Try groups inside a wider group — part of a connected collection to be searched through like a visual box of chocolates.

If a pair or larger group are seen from a distance, their cohesion matters more, as you just pick up on size and shape.

A standalone picture can marry up with, say, a lamp or occasional chair, as its companion piece.

Random eclectic

Hanging on: How to curate paintings, prints and photos on your walls

Teaming disparate pictures can be very organic — led by the size, media, colour, framing, surroundings, and the content of the work.

Bravely mix up slender black modern frames with extravagant antique carving — don’t be afraid of this dramatic dialogue.

Again, as long as nothing is screaming so loudly it drowns out the presence of something else, it will look fascinating.

A clever way to deal with challenging sizes and shapes is to make up newspaper blanks of each work, and suspend them on the wall to try out arrangements.

Hang the pictures directly over them when you’re ready, using your level and measuring tape. Alternatively, use low tack painter’s tape to “draw” frames.

Upstairs downstairs

Hanging on: How to curate paintings, prints and photos on your walls

Go for a full gallery wall (treated as wallpaper), or put up confident singles and groups to climb the stairs.

Vertically inclined pictures followed by a horizontal work or a nice pair of frames will look more interesting than the thud-thud-thud of exactly the same size and scale of picture.

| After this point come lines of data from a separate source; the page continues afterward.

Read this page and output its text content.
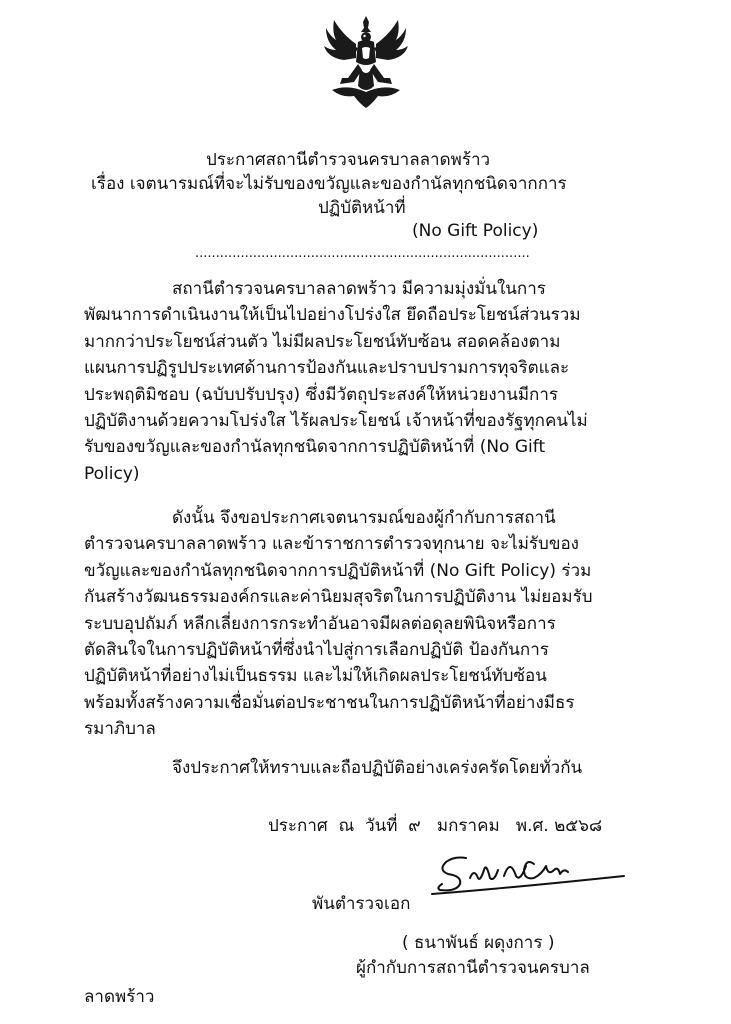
ประกาศสถานีตำรวจนครบาลลาดพร้าว
เรื่อง เจตนารมณ์ที่จะไม่รับของขวัญและของกำนัลทุกชนิดจากการ
ปฏิบัติหน้าที่
(No Gift Policy)
.................................................................................
สถานีตำรวจนครบาลลาดพร้าว มีความมุ่งมั่นในการ
พัฒนาการดำเนินงานให้เป็นไปอย่างโปร่งใส ยึดถือประโยชน์ส่วนรวม
มากกว่าประโยชน์ส่วนตัว ไม่มีผลประโยชน์ทับซ้อน สอดคล้องตาม
แผนการปฏิรูปประเทศด้านการป้องกันและปราบปรามการทุจริตและ
ประพฤติมิชอบ (ฉบับปรับปรุง) ซึ่งมีวัตถุประสงค์ให้หน่วยงานมีการ
ปฏิบัติงานด้วยความโปร่งใส ไร้ผลประโยชน์ เจ้าหน้าที่ของรัฐทุกคนไม่
รับของขวัญและของกำนัลทุกชนิดจากการปฏิบัติหน้าที่ (No Gift
Policy)
ดังนั้น จึงขอประกาศเจตนารมณ์ของผู้กำกับการสถานี
ตำรวจนครบาลลาดพร้าว และข้าราชการตำรวจทุกนาย จะไม่รับของ
ขวัญและของกำนัลทุกชนิดจากการปฏิบัติหน้าที่ (No Gift Policy) ร่วม
กันสร้างวัฒนธรรมองค์กรและค่านิยมสุจริตในการปฏิบัติงาน ไม่ยอมรับ
ระบบอุปถัมภ์ หลีกเลี่ยงการกระทำอันอาจมีผลต่อดุลยพินิจหรือการ
ตัดสินใจในการปฏิบัติหน้าที่ซึ่งนำไปสู่การเลือกปฏิบัติ ป้องกันการ
ปฏิบัติหน้าที่อย่างไม่เป็นธรรม และไม่ให้เกิดผลประโยชน์ทับซ้อน
พร้อมทั้งสร้างความเชื่อมั่นต่อประชาชนในการปฏิบัติหน้าที่อย่างมีธร
รมาภิบาล
จึงประกาศให้ทราบและถือปฏิบัติอย่างเคร่งครัดโดยทั่วกัน
ประกาศ  ณ  วันที่  ๙   มกราคม   พ.ศ. ๒๕๖๘
พันตำรวจเอก
( ธนาพันธ์ ผดุงการ )
ผู้กำกับการสถานีตำรวจนครบาล
ลาดพร้าว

Tiny, lonely pictures die on a gloomy staircase. Ensure those gilded, scrambled egg frames are not so deep they will catch a shoulder.

Ikea offers a primer using paper forms — a must-see for tackling awkward spaces and architectural elements.

To finish, use a slice of wine cork or a wad of Blutac to hold bottom corners of the frame off the wall.

Wall wise

Always ensure you choose the correct fixings of the wall type if you’re not using moulding in a proper picture rail.

Large frames swinging on one nail can surrender and will take a ragged chunk of wall with them.

Plan for cross lighting with spots or natural illumination, shielding glass from obscuring glare.

Having determined the hanging point, drill out two hook positions to keep weighty frames from going repeatedly cock-eyed as you frolic over floors and slam doors.

For masonry, insert wall-plugs,followed by a matched hook or screw. Use a stud finder for a timber-frame wall.

The variety that identifies power cabling and pipes (€12-€23) is an investment in your survival.

Finally, experiment with the casual frame lean and layering of small paintings on a surface, floor or shelf — effortless elegance.